Kontaktpersonenschulung zum Thema: „Begleitung in schweren Situationen“

Bei unserer diesjährigen Kontaktpersonenschulung, die am 24. April 2004 im Herzzentrum Dresden statt fand, stand das Thema: „Begleitung in schweren Situationen“ im Mittelpunkt.

Im ersten Teil vermittelte uns Frau Dr. Reuner vom Muskelzentrum Dresden die einzelnen Phasen der Krankheitsbewältigung, die ein Mensch durchläuft, wenn er eine schwerwiegende Diagnose bekommt. Auch die Motivation des Helfers war bei der Frage nach dem Umgang mit der schwierigen Situation von Bedeutung.  Frau Maschke, die selbst von einer Muskelerkrankung betroffen ist, berichtete uns in der anschließenden Diskussionsrunde über ihre Erfahrungen im Umgang mit der Erkrankung und wie sie den Erstkontakt zur DGM empfand.

Frau Dipl. psych. Schneider von der Kinderrehaklinik in Kreischa erzählte uns im zweiten Teil, wie man am besten mit der Situation klar kommt, wenn bei einem Kind eine schwerwiegende Diagnose gestellt wird.
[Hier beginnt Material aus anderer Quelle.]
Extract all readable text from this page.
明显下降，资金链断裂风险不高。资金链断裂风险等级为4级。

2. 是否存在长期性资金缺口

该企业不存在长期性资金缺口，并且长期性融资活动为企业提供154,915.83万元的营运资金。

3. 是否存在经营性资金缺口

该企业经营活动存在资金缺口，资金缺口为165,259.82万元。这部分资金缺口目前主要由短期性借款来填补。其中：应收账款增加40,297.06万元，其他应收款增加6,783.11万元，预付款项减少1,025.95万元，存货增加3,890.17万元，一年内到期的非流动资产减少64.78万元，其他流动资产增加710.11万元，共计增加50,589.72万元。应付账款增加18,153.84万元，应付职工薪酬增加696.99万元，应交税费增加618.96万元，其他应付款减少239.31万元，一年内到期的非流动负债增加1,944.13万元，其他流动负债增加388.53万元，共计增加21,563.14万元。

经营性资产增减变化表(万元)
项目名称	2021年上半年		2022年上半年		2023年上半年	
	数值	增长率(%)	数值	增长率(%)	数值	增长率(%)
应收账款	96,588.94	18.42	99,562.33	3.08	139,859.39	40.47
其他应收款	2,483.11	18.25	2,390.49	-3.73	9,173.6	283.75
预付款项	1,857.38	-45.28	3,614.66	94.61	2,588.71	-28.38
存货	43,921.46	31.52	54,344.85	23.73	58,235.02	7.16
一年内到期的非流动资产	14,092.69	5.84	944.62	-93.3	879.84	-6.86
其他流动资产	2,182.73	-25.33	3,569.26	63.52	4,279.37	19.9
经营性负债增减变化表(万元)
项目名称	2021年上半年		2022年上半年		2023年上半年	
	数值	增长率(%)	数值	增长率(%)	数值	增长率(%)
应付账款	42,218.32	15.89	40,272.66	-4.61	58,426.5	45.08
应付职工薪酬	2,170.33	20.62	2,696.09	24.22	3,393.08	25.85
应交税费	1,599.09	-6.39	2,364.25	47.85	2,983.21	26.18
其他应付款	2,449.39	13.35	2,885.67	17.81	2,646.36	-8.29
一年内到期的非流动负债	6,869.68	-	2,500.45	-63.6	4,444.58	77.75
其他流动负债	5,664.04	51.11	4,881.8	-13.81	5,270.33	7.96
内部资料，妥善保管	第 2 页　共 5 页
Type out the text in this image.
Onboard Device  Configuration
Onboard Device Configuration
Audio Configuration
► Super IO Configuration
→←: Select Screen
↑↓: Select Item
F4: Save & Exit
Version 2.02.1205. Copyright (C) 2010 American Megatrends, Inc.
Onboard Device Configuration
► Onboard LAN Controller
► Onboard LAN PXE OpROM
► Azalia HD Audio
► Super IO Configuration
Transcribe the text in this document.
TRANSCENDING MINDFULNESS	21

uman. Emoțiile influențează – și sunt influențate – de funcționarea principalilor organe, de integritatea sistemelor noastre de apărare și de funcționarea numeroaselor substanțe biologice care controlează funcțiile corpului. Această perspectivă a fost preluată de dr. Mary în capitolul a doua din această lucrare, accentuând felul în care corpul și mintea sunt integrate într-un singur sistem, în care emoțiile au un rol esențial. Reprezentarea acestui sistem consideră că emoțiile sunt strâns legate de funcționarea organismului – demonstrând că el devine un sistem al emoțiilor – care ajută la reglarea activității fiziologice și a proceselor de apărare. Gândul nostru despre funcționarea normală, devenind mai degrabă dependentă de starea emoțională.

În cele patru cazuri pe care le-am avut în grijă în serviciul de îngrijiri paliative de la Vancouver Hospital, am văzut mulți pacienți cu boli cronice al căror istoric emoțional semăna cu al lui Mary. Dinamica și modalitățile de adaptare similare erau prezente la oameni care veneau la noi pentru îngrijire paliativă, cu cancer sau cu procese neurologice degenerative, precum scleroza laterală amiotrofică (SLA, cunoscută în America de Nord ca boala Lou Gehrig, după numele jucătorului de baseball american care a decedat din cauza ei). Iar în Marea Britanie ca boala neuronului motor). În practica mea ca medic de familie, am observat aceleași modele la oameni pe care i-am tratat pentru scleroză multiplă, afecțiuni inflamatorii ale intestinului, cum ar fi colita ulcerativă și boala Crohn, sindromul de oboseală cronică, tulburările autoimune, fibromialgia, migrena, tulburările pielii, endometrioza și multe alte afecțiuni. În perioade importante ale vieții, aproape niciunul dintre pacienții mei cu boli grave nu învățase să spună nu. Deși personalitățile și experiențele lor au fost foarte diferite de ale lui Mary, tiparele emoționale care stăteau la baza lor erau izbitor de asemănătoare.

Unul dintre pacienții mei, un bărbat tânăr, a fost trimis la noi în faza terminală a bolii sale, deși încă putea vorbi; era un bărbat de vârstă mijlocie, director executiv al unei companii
Auch sie haben ein Recht auf Wahrheit. Aber wie vermittelt man gerade die und was ist bei Kindern die Wahrheit? Jeder hat ein Anrecht darauf mit Ängsten so umzugehen wie er es vermag. „Ist es sehr schlimm?“ oder „Wie geht es dir heute?“ sind einfache Fragen, die dem Kind die Entscheidung überlassen, wie genau und klar es antworten möchte.

Bücher, können Anfänge für Gespräche sein. Es gibt gute Kinderbücher die auf einfache Art und Weise und vor allem kindgerecht über solche Situationen berichten.

Die Literaturliste dazu ist bei Bedarf bei den Vorstandsmitgliedern der Landesgruppe erhältlich.